Good for people new to fundraising — probably 1-2 years experience or less. Not very useful for more experienced development professionals. The overarching message: raising money is an art, not a science, and depends on building real, meaningful relationships with donors. Building real, meaningful relationships with donors requires creating value for them and inviting them to be partners in realizing a shared vision. Creating value and building partnership takes time, and success does not happen overnight. Practice good blocking and tackling: acknowledge every gift in timely fashion, give donors opportunities to provide real, critical feedback, invest in a good donor database that is run on a set of best practices, only produce and distribute thoughtful/challenging communications (don't spam your donors), and keep learning.
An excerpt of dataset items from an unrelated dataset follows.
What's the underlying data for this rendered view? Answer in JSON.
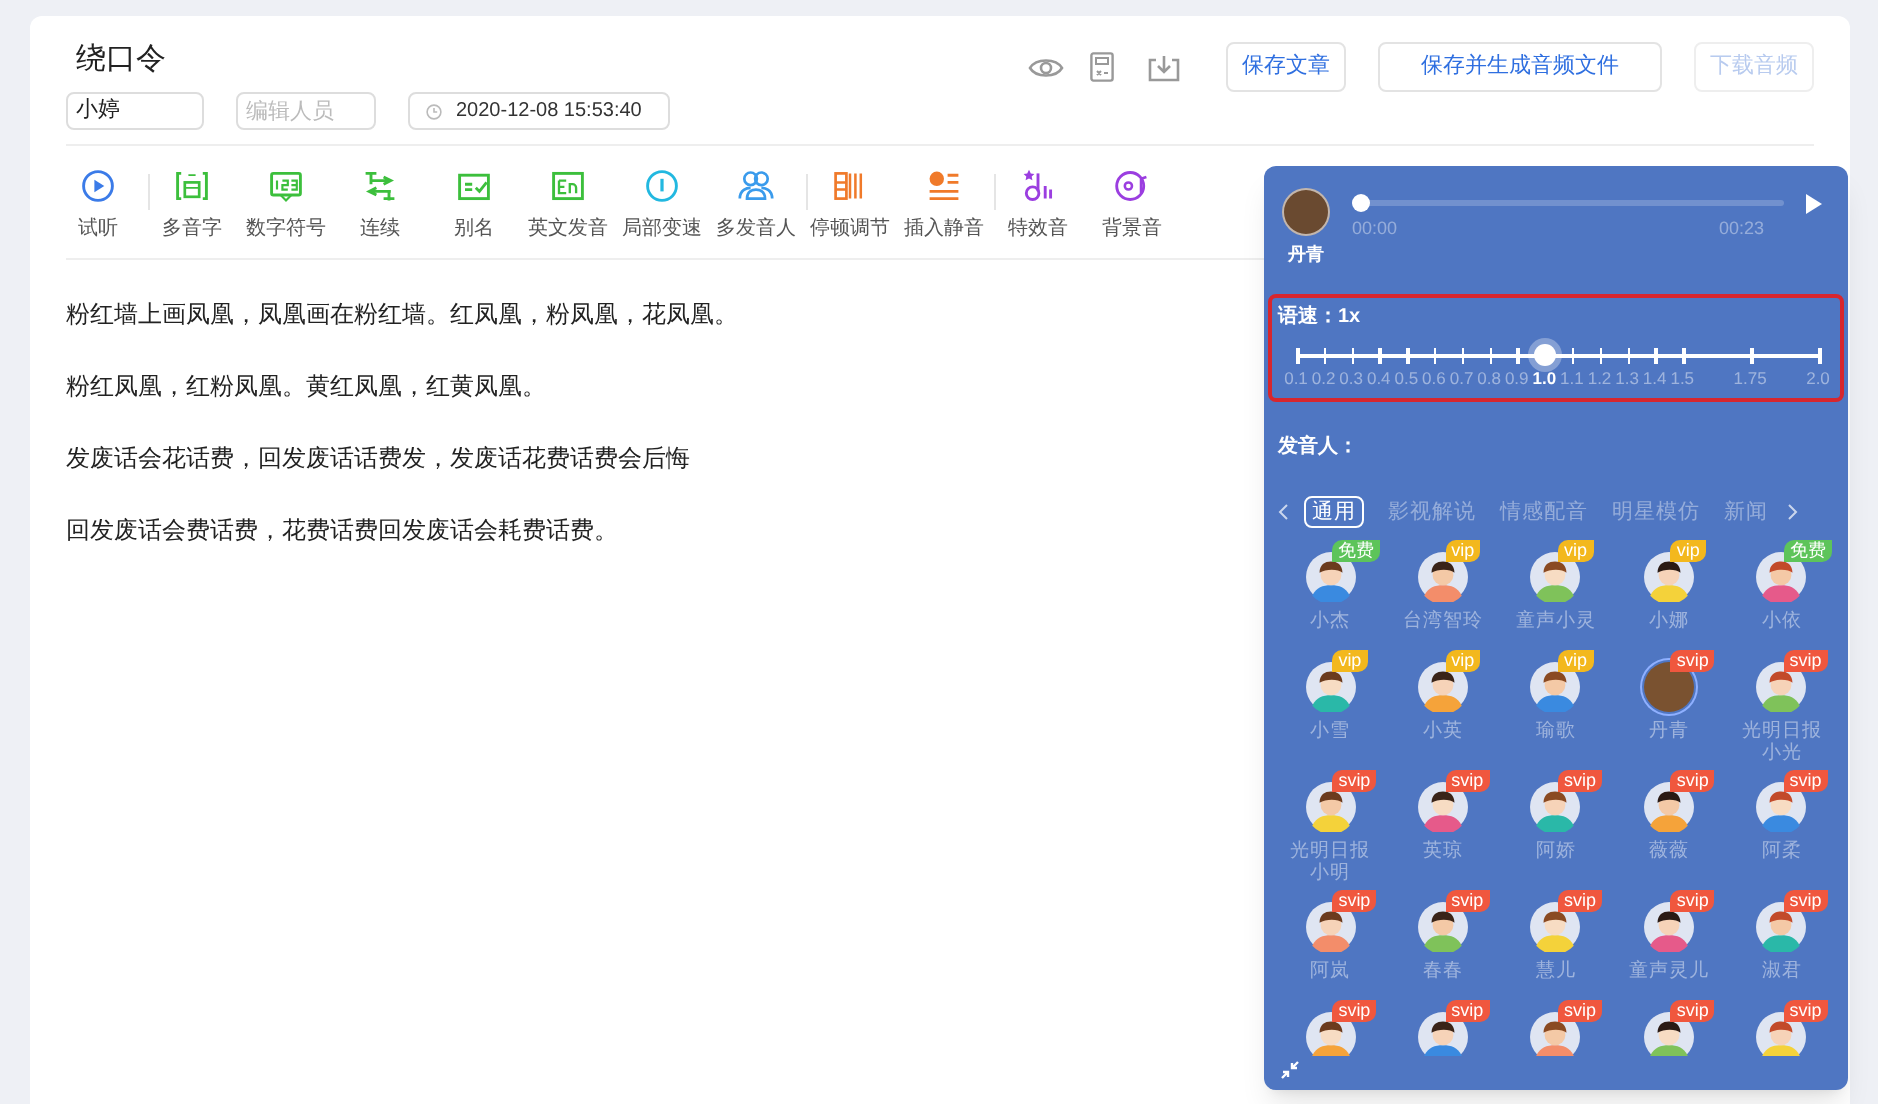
{
  "document": {
    "title": "绕口令",
    "author": "小婷",
    "editor_placeholder": "编辑人员",
    "datetime": "2020-12-08 15:53:40"
  },
  "header_buttons": [
    {
      "label": "保存文章",
      "disabled": false
    },
    {
      "label": "保存并生成音频文件",
      "disabled": false
    },
    {
      "label": "下载音频",
      "disabled": true
    }
  ],
  "toolbar": [
    {
      "kind": "tool",
      "label": "试听",
      "color": "#3b7be8"
    },
    {
      "kind": "divider"
    },
    {
      "kind": "tool",
      "label": "多音字",
      "color": "#3cbf3c"
    },
    {
      "kind": "tool",
      "label": "数字符号",
      "color": "#3cbf3c"
    },
    {
      "kind": "tool",
      "label": "连续",
      "color": "#3cbf3c"
    },
    {
      "kind": "tool",
      "label": "别名",
      "color": "#3cbf3c"
    },
    {
      "kind": "tool",
      "label": "英文发音",
      "color": "#3cbf3c"
    },
    {
      "kind": "tool",
      "label": "局部变速",
      "color": "#22b8e0"
    },
    {
      "kind": "tool",
      "label": "多发音人",
      "color": "#3a9bec"
    },
    {
      "kind": "divider"
    },
    {
      "kind": "tool",
      "label": "停顿调节",
      "color": "#f07a2a"
    },
    {
      "kind": "tool",
      "label": "插入静音",
      "color": "#f07a2a"
    },
    {
      "kind": "divider"
    },
    {
      "kind": "tool",
      "label": "特效音",
      "color": "#9b3ee0"
    },
    {
      "kind": "tool",
      "label": "背景音",
      "color": "#9b3ee0"
    }
  ],
  "paragraphs": [
    "粉红墙上画凤凰，凤凰画在粉红墙。红凤凰，粉凤凰，花凤凰。",
    "粉红凤凰，红粉凤凰。黄红凤凰，红黄凤凰。",
    "发废话会花话费，回发废话话费发，发废话花费话费会后悔",
    "回发废话会费话费，花费话费回发废话会耗费话费。"
  ],
  "voice_panel": {
    "player": {
      "voice": "丹青",
      "elapsed": "00:00",
      "duration": "00:23",
      "level": 0
    },
    "speed": {
      "label": "语速：1x",
      "level": 0.476,
      "ticks": [
        {
          "label": "0.1",
          "selected": false
        },
        {
          "label": "0.2",
          "selected": false
        },
        {
          "label": "0.3",
          "selected": false
        },
        {
          "label": "0.4",
          "selected": false
        },
        {
          "label": "0.5",
          "selected": false
        },
        {
          "label": "0.6",
          "selected": false
        },
        {
          "label": "0.7",
          "selected": false
        },
        {
          "label": "0.8",
          "selected": false
        },
        {
          "label": "0.9",
          "selected": false
        },
        {
          "label": "1.0",
          "selected": true
        },
        {
          "label": "1.1",
          "selected": false
        },
        {
          "label": "1.2",
          "selected": false
        },
        {
          "label": "1.3",
          "selected": false
        },
        {
          "label": "1.4",
          "selected": false
        },
        {
          "label": "1.5",
          "selected": false
        },
        {
          "label": "1.75",
          "selected": false
        },
        {
          "label": "2.0",
          "selected": false
        }
      ]
    },
    "voices_label": "发音人：",
    "categories": [
      {
        "label": "通用",
        "selected": true
      },
      {
        "label": "影视解说",
        "selected": false
      },
      {
        "label": "情感配音",
        "selected": false
      },
      {
        "label": "明星模仿",
        "selected": false
      },
      {
        "label": "新闻",
        "selected": false
      }
    ],
    "voices": [
      {
        "name": "小杰",
        "badge": "免费",
        "kind": "free",
        "selected": false
      },
      {
        "name": "台湾智玲",
        "badge": "vip",
        "kind": "vip",
        "selected": false
      },
      {
        "name": "童声小灵",
        "badge": "vip",
        "kind": "vip",
        "selected": false
      },
      {
        "name": "小娜",
        "badge": "vip",
        "kind": "vip",
        "selected": false
      },
      {
        "name": "小依",
        "badge": "免费",
        "kind": "free",
        "selected": false
      },
      {
        "name": "小雪",
        "badge": "vip",
        "kind": "vip",
        "selected": false
      },
      {
        "name": "小英",
        "badge": "vip",
        "kind": "vip",
        "selected": false
      },
      {
        "name": "瑜歌",
        "badge": "vip",
        "kind": "vip",
        "selected": false
      },
      {
        "name": "丹青",
        "badge": "svip",
        "kind": "svip",
        "selected": true
      },
      {
        "name": "光明日报小光",
        "badge": "svip",
        "kind": "svip",
        "selected": false
      },
      {
        "name": "光明日报小明",
        "badge": "svip",
        "kind": "svip",
        "selected": false
      },
      {
        "name": "英琼",
        "badge": "svip",
        "kind": "svip",
        "selected": false
      },
      {
        "name": "阿娇",
        "badge": "svip",
        "kind": "svip",
        "selected": false
      },
      {
        "name": "薇薇",
        "badge": "svip",
        "kind": "svip",
        "selected": false
      },
      {
        "name": "阿柔",
        "badge": "svip",
        "kind": "svip",
        "selected": false
      },
      {
        "name": "阿岚",
        "badge": "svip",
        "kind": "svip",
        "selected": false
      },
      {
        "name": "春春",
        "badge": "svip",
        "kind": "svip",
        "selected": false
      },
      {
        "name": "慧儿",
        "badge": "svip",
        "kind": "svip",
        "selected": false
      },
      {
        "name": "童声灵儿",
        "badge": "svip",
        "kind": "svip",
        "selected": false
      },
      {
        "name": "淑君",
        "badge": "svip",
        "kind": "svip",
        "selected": false
      },
      {
        "badge": "svip",
        "kind": "svip",
        "selected": false
      },
      {
        "badge": "svip",
        "kind": "svip",
        "selected": false
      },
      {
        "badge": "svip",
        "kind": "svip",
        "selected": false
      },
      {
        "badge": "svip",
        "kind": "svip",
        "selected": false
      },
      {
        "badge": "svip",
        "kind": "svip",
        "selected": false
      }
    ]
  }
}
Probably was useful for beginners 20 years ago. The marketing chapter today is a joke. If anybody has recs on modern books on development that they enjoyed, I’m begging you please, SHARE!!
For all the fashions and technology trends that flooded an industry desperate to take ownership of the "next big trend" since the innovations of the F2F fundraising model, the fundamentals remain the path to success. And no more so than a post-GFC era where the lifecycle of donor development is critical to organisations only too aware that a reliance on a single source of exposure (corporate donors, anyone?) is far too risky to both their own bottom line, and their mission.
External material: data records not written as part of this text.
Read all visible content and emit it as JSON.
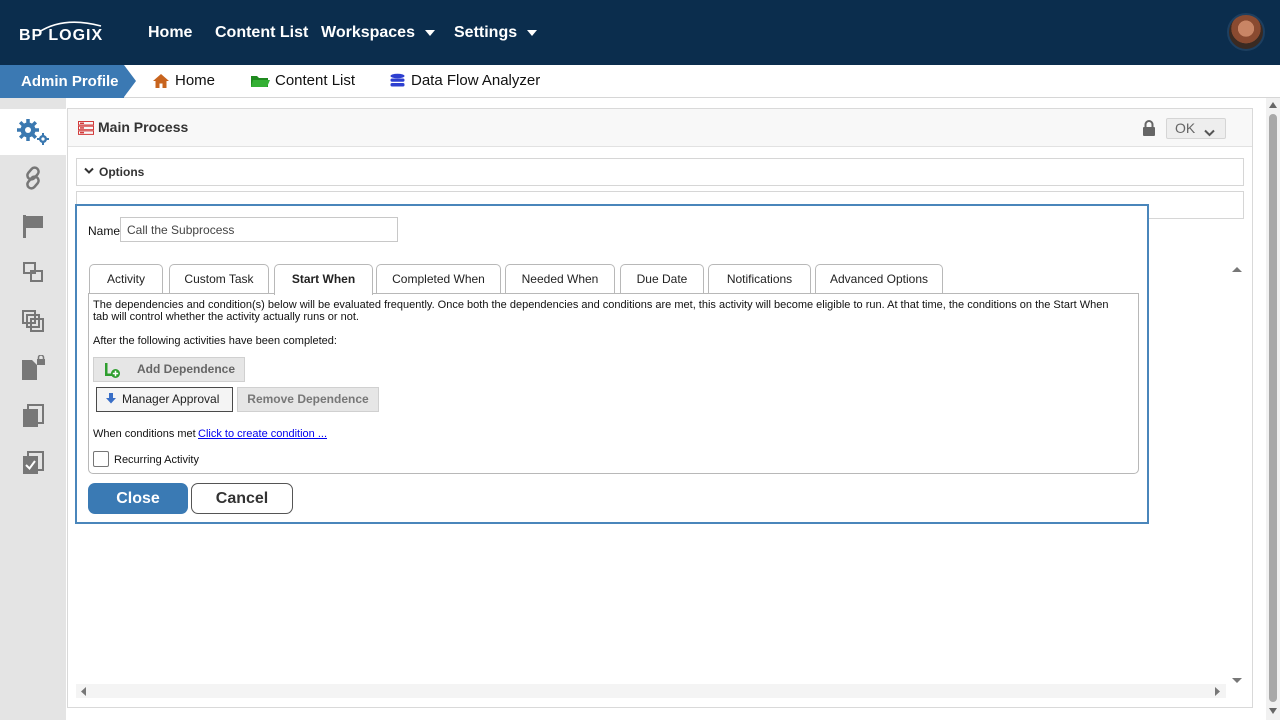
{
  "topbar": {
    "logo": "BP LOGIX",
    "nav": [
      {
        "label": "Home"
      },
      {
        "label": "Content List"
      },
      {
        "label": "Workspaces",
        "has_dropdown": true
      },
      {
        "label": "Settings",
        "has_dropdown": true
      }
    ],
    "avatar": "user-avatar"
  },
  "breadcrumb": {
    "admin_label": "Admin Profile",
    "items": [
      {
        "label": "Home",
        "icon": "home-icon",
        "color": "#c8641e"
      },
      {
        "label": "Content List",
        "icon": "folder-icon",
        "color": "#2e9e2e"
      },
      {
        "label": "Data Flow Analyzer",
        "icon": "database-icon",
        "color": "#2d3fd0"
      }
    ]
  },
  "sidebar": {
    "items": [
      {
        "icon": "gears-icon",
        "active": true
      },
      {
        "icon": "link-icon"
      },
      {
        "icon": "flag-icon"
      },
      {
        "icon": "subprocess-icon"
      },
      {
        "icon": "copy-layers-icon"
      },
      {
        "icon": "locked-document-icon"
      },
      {
        "icon": "documents-icon"
      },
      {
        "icon": "checklist-icon"
      }
    ]
  },
  "main": {
    "title": "Main Process",
    "ok_label": "OK",
    "options_label": "Options"
  },
  "dialog": {
    "name_label": "Name",
    "name_value": "Call the Subprocess",
    "tabs": [
      {
        "label": "Activity"
      },
      {
        "label": "Custom Task"
      },
      {
        "label": "Start When",
        "active": true
      },
      {
        "label": "Completed When"
      },
      {
        "label": "Needed When"
      },
      {
        "label": "Due Date"
      },
      {
        "label": "Notifications"
      },
      {
        "label": "Advanced Options"
      }
    ],
    "description": "The dependencies and condition(s) below will be evaluated frequently. Once both the dependencies and conditions are met, this activity will become eligible to run. At that time, the conditions on the Start When tab will control whether the activity actually runs or not.",
    "after_label": "After the following activities have been completed:",
    "add_dependence": "Add Dependence",
    "dependency_item": "Manager Approval",
    "remove_dependence": "Remove Dependence",
    "conditions_label": "When conditions met",
    "conditions_link": "Click to create condition ...",
    "recurring_label": "Recurring Activity",
    "close_label": "Close",
    "cancel_label": "Cancel"
  },
  "colors": {
    "topbar_bg": "#0b2d4d",
    "accent": "#3b79b3",
    "link": "#0000ee"
  }
}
Ken Burnett's book is a staple library item for any NGO or related consultancy. Read once and revisit often. Buy for your team, and keep on hand for your own career or understanding of an incredibly important sector.
I probably would have enjoyed this book more if I were new to nonprofit fundraising, or if I was not so well read in fundraising techniques, especially relationship-based fundraising. However, I did go into this hoping to get a fresh perspective. I did not. It's really hard to find something of this nature that adds value after having read The Incredible Journey, one of the most informative and view changing books I've read on fundraising.
This book isn't that old (2002), but most of the ideas have been incorporated into modern development practice. So it really just affirmed what I already knew. Which isn't terrible, but also not revelatory. I'm looking for revelation, dammit!
Based on the principles of relationship sales and marketing but spun for the non-profit sector. Very solid teaching and insights. I highly recommend it.